Тургенев - [5]
Часто прямолинейный, общий и поверхностный, Тургенев зато искренен и увлекается там, где рисует разлуку с жизнью уходящей, где слышит ее последние грустные аккорды, где в колорите меланхолии показывает эту «одинокую, тяжелую» слезу Павла Петровича, в котором трепещет целая жизнь. И так хорошо заканчивает он свою милую «Асю»: «осужденный на одиночество бессемейного бобыля, доживаю я скучные годы, но я храню как святыню ее записочки и высохший цветок гераниума, тот самый цветок, который она некогда бросила мне из окна». Встает перед нами и другой бобыль, «черная лилия» Михалевич со своим «легким до странности чемоданом» (такой же был и у Рудина). Образ Санина из «Вешних вод» проникнут истинной элегичностью, и этот портрет дочери Джеммы, присланный из-за океана, тихой болью и грустью воспоминания волнует душу. Жаль только, что Тургенев нарушил чувство меры и заставил Санина собираться в Америку. Едва ли он соберется… Зато безупречно прекрасна заключительная страница «Дворянского гнезда», и столько сердца и содержания вложено в эти слова: «я – Лаврецкий»: нежная и чистая, не то словесная, не то струнная элегия русской литературы!

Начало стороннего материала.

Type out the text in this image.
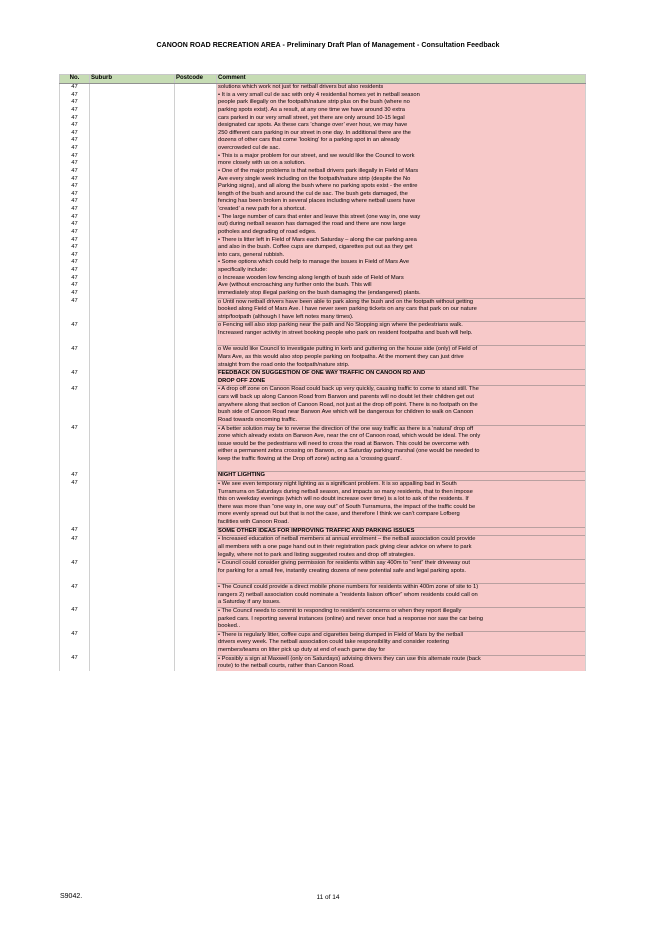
CANOON ROAD RECREATION AREA - Preliminary Draft Plan of Management - Consultation Feedback
No.	Suburb	Postcode	Comment
47			solutions which work not just for netball drivers but also residents
47			• It is a very small cul de sac with only 4 residential homes yet in netball season
47			people park illegally on the footpath/nature strip plus on the bush (where no
47			parking spots exist). As a result, at any one time we have around 30 extra
47			cars parked in our very small street, yet there are only around 10-15 legal
47			designated car spots. As these cars ‘change over’ ever hour, we may have
47			250 different cars parking in our street in one day. In additional there are the
47			dozens of other cars that come ‘looking’ for a parking spot in an already
47			overcrowded cul de sac.
47			• This is a major problem for our street, and we would like the Council to work
47			more closely with us on a solution.
47			• One of the major problems is that netball drivers park illegally in Field of Mars
47			Ave every single week including on the footpath/nature strip (despite the No
47			Parking signs), and all along the bush where no parking spots exist - the entire
47			length of the bush and around the cul de sac. The bush gets damaged, the
47			fencing has been broken in several places including where netball users have
47			‘created’ a new path for a shortcut.
47			• The large number of cars that enter and leave this street (one way in, one way
47			out) during netball season has damaged the road and there are now large
47			potholes and degrading of road edges.
47			• There is litter left in Field of Mars each Saturday – along the car parking area
47			and also in the bush. Coffee cups are dumped, cigarettes put out as they get
47			into cars, general rubbish.
47			• Some options which could help to manage the issues in Field of Mars Ave
47			specifically include:
47			o Increase wooden low fencing along length of bush side of Field of Mars
47			Ave (without encroaching any further onto the bush. This will
47			immediately stop illegal parking on the bush damaging the (endangered) plants.
47			o Until now netball drivers have been able to park along the bush and on the footpath without getting
			booked along Field of Mars Ave. I have never seen parking tickets on any cars that park on our nature
			strip/footpath (although I have left notes many times).
47			o Fencing will also stop parking near the path and No Stopping sign where the pedestrians walk.
			Increased ranger activity in street booking people who park on resident footpaths and bush will help.

47			o We would like Council to investigate putting in kerb and guttering on the house side (only) of Field of
			Mars Ave, as this would also stop people parking on footpaths. At the moment they can just drive
			straight from the road onto the footpath/nature strip.
47			FEEDBACK ON SUGGESTION OF ONE WAY TRAFFIC ON CANOON RD AND
			DROP OFF ZONE
47			• A drop off zone on Canoon Road could back up very quickly, causing traffic to come to stand still. The
			cars will back up along Canoon Road from Barwon and parents will no doubt let their children get out
			anywhere along that section of Canoon Road, not just at the drop off point. There is no footpath on the
			bush side of Canoon Road near Barwon Ave which will be dangerous for children to walk on Canoon
			Road towards oncoming traffic.
47			• A better solution may be to reverse the direction of the one way traffic as there is a ‘natural’ drop off
			zone which already exists on Barwon Ave, near the cnr of Canoon road, which would be ideal. The only
			issue would be the pedestrians will need to cross the road at Barwon. This could be overcome with
			either a permanent zebra crossing on Barwon, or a Saturday parking marshal (one would be needed to
			keep the traffic flowing at the Drop off zone) acting as a ‘crossing guard’.

47			NIGHT LIGHTING
47			• We see even temporary night lighting as a significant problem. It is so appalling bad in South
			Turramurra on Saturdays during netball season, and impacts so many residents, that to then impose
			this on weekday evenings (which will no doubt increase over time) is a lot to ask of the residents. If
			there was more than “one way in, one way out” of South Turramurra, the impact of the traffic could be
			more evenly spread out but that is not the case, and therefore I think we can’t compare Lofberg
			facilities with Canoon Road.
47			SOME OTHER IDEAS FOR IMPROVING TRAFFIC AND PARKING ISSUES
47			• Increased education of netball members at annual enrolment – the netball association could provide
			all members with a one page hand out in their registration pack giving clear advice on where to park
			legally, where not to park and listing suggested routes and drop off strategies.
47			• Council could consider giving permission for residents within say 400m to “rent” their driveway out
			for parking for a small fee, instantly creating dozens of new potential safe and legal parking spots.

47			• The Council could provide a direct mobile phone numbers for residents within 400m zone of site to 1)
			rangers 2) netball association could nominate a “residents liaison officer” whom residents could call on
			a Saturday if any issues.
47			• The Council needs to commit to responding to resident’s concerns or when they report illegally
			parked cars. I reporting several instances (online) and never once had a response nor saw the car being
			booked..
47			• There is regularly litter, coffee cups and cigarettes being dumped in Field of Mars by the netball
			drivers every week. The netball association could take responsibility and consider rostering
			members/teams on litter pick up duty at end of each game day for
47			• Possibly a sign at Maxwell (only on Saturdays) advising drivers they can use this alternate route (back
			route) to the netball courts, rather than Canoon Road.
S9042.	11 of 14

Все уходящее, отмирающее, ликвидация жизни были близки Тургеневу потому, что и сам он всегда оглядывался назад и печаловался на иссякновение дней своих. Он не был благодарен к жизни вообще, и к своей личной; между тем она дарила ему так много, дала ему пережить не только собственную молодость, но и всю эту молодежь его произведений; невеликодушный, он тосковал, плакался и, такой поклонник Пушкина, никак не мог повторить за ним этого мудрого, и ясного, и благородного: «простимся дружно, о юность легкая моя!» Как наказание постигла его старость, и он уныло ее сознавал. Он не умел быть старым. И не хотел он победить в себе всякую зависть и это понятное, но не мужественное сожаление о розах, которые были так хороши и свежи, о всех этих девушках, которые цветут не для него. И потому не трогает его изящный пессимизм, его томная и красивая печаль, не вызывает сочувствия дух усталости, который веет над его последними страницами. Он знал этот «невольный испуг», когда человек, просыпаясь, спрашивает себя: «Неужели мне уже тридцать… сорок… пятьдесят лет?»; у него был неподдельный страх старости, страх смерти, но в литературе он кокетничал и с самой смертью.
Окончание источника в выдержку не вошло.